$ 75 milioni. Questo è ciò che Asana ha appena pagato. Non per più compiti. Non per un nuovo aggiornamento dell’interfaccia utente. Per StackAI, un costruttore senza codice per agenti autonomi. I fondatori, Tony Rosinol e Bernard Acedtuno, stanno facendo le valigie e si dirigono verso l’azienda. Rimarranno. Si tratta di un buyout, non di una fusione.
È successo giovedì. Ovviamente in concomitanza con la conferenza sugli utili. Sempre un buon tempismo. L’obiettivo è chiaro. Asana vuole essere il sistema operativo per “team di agenti umani”. Sembra denso. Significa che persone e robot lavorano insieme senza che un essere umano agisca come intermediario.
StackAI non è nuovo sulla scena. Sono usciti da Y Combinator nell’inverno 2023. Costruiscono flussi di lavoro che si basano su Salesforce, Slack, GSuite. I soliti sospetti. Zapier mangia un po’ di quel pranzo. OpenAI mangia l’altra metà. La concorrenza è agguerrita, rumorosa e costosa.
Prima di questo avevano raccolto poco meno di 20 milioni di dollari. Una serie A da 16 milioni di dollari guidata da Gradient e altri, tra cui Guillermo Rauch di Vercel. Sostenitori solidi. Ora, quelle scommesse finiscono nella pila di Asana.
Le persone conoscono Asana per gli elenchi di attività.

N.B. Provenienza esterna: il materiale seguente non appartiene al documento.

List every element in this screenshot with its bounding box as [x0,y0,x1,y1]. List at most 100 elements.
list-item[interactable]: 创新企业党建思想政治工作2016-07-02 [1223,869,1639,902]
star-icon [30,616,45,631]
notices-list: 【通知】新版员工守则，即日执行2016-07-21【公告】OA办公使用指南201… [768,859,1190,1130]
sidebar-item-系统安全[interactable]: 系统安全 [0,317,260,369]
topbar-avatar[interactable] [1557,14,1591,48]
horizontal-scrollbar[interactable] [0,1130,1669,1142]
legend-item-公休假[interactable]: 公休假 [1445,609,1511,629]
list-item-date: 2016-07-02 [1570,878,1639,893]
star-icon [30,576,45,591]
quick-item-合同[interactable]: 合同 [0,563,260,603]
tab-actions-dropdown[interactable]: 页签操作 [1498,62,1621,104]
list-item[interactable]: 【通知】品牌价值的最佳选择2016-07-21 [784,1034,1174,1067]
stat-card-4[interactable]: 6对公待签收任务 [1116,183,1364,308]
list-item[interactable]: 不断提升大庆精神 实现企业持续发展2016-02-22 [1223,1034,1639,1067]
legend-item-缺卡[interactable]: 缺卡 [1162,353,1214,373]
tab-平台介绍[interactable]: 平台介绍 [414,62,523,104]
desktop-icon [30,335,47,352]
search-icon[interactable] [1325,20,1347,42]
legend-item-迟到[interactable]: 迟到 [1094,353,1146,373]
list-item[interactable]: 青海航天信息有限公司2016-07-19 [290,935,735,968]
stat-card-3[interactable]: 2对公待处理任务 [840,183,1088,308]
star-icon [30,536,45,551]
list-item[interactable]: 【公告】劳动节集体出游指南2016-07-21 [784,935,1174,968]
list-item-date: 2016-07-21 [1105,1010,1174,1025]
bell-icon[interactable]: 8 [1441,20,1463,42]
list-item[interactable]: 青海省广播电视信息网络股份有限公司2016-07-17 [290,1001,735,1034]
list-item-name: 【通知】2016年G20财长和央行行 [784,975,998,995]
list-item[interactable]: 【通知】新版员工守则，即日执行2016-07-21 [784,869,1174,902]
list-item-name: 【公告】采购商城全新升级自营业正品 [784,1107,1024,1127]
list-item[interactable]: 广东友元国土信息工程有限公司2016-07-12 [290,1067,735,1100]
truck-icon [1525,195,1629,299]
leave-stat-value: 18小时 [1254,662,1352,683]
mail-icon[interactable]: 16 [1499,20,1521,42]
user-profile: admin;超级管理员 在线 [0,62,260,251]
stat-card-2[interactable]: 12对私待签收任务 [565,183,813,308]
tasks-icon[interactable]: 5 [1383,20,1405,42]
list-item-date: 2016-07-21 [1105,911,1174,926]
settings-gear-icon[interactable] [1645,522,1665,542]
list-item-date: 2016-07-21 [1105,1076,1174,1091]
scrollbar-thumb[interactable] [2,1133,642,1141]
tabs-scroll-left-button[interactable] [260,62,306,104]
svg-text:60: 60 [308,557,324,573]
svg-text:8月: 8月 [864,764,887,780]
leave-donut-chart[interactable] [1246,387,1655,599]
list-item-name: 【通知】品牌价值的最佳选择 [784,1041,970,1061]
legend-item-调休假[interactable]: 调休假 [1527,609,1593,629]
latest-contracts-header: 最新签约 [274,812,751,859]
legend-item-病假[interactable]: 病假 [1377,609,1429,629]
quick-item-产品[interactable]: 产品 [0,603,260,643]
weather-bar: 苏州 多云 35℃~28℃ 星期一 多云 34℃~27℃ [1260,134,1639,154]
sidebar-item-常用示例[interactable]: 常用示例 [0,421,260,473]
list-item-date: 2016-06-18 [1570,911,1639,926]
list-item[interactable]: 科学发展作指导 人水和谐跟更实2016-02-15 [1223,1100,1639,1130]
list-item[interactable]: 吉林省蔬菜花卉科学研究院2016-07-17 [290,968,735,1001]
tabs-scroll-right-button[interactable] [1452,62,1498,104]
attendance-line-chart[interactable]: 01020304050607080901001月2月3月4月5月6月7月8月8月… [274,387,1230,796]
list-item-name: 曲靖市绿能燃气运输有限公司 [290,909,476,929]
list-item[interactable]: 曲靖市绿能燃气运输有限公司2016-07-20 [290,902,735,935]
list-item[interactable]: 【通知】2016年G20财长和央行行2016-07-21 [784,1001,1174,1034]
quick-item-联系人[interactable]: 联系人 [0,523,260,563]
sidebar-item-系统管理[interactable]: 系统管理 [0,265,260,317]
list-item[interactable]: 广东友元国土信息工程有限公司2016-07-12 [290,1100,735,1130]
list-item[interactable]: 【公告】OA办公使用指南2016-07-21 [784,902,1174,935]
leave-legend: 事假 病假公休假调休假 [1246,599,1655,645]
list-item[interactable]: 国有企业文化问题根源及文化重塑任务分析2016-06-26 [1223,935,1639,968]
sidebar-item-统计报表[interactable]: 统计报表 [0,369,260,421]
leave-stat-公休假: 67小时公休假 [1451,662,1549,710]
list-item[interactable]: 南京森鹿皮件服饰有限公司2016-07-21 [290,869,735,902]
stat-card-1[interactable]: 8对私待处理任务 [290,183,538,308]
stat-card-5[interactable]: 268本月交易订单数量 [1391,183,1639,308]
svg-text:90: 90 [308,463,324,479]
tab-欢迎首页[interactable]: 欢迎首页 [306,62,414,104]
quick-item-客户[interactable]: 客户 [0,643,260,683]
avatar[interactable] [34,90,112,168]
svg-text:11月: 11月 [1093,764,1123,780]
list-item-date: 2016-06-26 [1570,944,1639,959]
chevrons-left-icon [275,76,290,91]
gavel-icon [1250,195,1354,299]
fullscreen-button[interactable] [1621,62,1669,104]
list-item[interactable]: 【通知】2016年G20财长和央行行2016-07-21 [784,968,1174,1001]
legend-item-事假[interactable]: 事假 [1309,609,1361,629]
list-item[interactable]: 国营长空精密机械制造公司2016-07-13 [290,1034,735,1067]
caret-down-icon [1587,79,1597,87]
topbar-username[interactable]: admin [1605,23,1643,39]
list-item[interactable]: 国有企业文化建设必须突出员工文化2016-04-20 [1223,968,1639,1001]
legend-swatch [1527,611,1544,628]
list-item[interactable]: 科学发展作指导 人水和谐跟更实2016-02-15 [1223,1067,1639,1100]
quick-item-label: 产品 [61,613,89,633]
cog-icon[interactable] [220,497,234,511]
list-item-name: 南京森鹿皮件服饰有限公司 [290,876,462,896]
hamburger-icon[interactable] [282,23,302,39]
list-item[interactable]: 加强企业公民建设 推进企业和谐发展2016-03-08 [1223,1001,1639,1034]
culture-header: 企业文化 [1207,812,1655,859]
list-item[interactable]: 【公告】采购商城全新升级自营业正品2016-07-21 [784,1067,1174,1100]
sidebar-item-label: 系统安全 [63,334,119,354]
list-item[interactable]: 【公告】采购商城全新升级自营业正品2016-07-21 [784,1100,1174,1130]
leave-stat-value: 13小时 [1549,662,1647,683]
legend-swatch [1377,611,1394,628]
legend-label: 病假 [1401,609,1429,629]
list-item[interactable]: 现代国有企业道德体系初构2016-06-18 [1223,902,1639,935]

Diagrammi di Gantt. Spese generali di gestione del progetto. Ma ultimamente hanno spinto molto sull’intelligenza artificiale. Studio AI. Compagni di squadra dell’IA. Automazioni predefinite che sembrano magiche se ignori le preoccupazioni sulla privacy. Il campo? Integrazione. I laboratori costruiscono modelli generali. Asana costruisce il contesto. Affermano che solo loro possono distillare il caos specifico di un flusso di lavoro aziendale in qualcosa di utilizzabile.
Regge?
Le azioni di Asana non la pensano così. Non ancora. Hanno perso più della metà della loro capitalizzazione di mercato da quando ChatGPT è caduto. Poi il fondatore Dustin Moskovitz se ne andò. Cambiamenti nella leadership. Il panico degli investitori. Ma le entrate continuano a crescere. Lentamente. Costantemente. Dan Rogers, il nuovo CEO, afferma che questa acquisizione è l’acceleratore. Crede che la fase successiva sia arrivata. Agentificazione end-to-end. Un boccone, ma questo è il sogno.
Vedremo se gli agenti faranno effettivamente il lavoro o se aggiungeranno semplicemente più linee alla coda.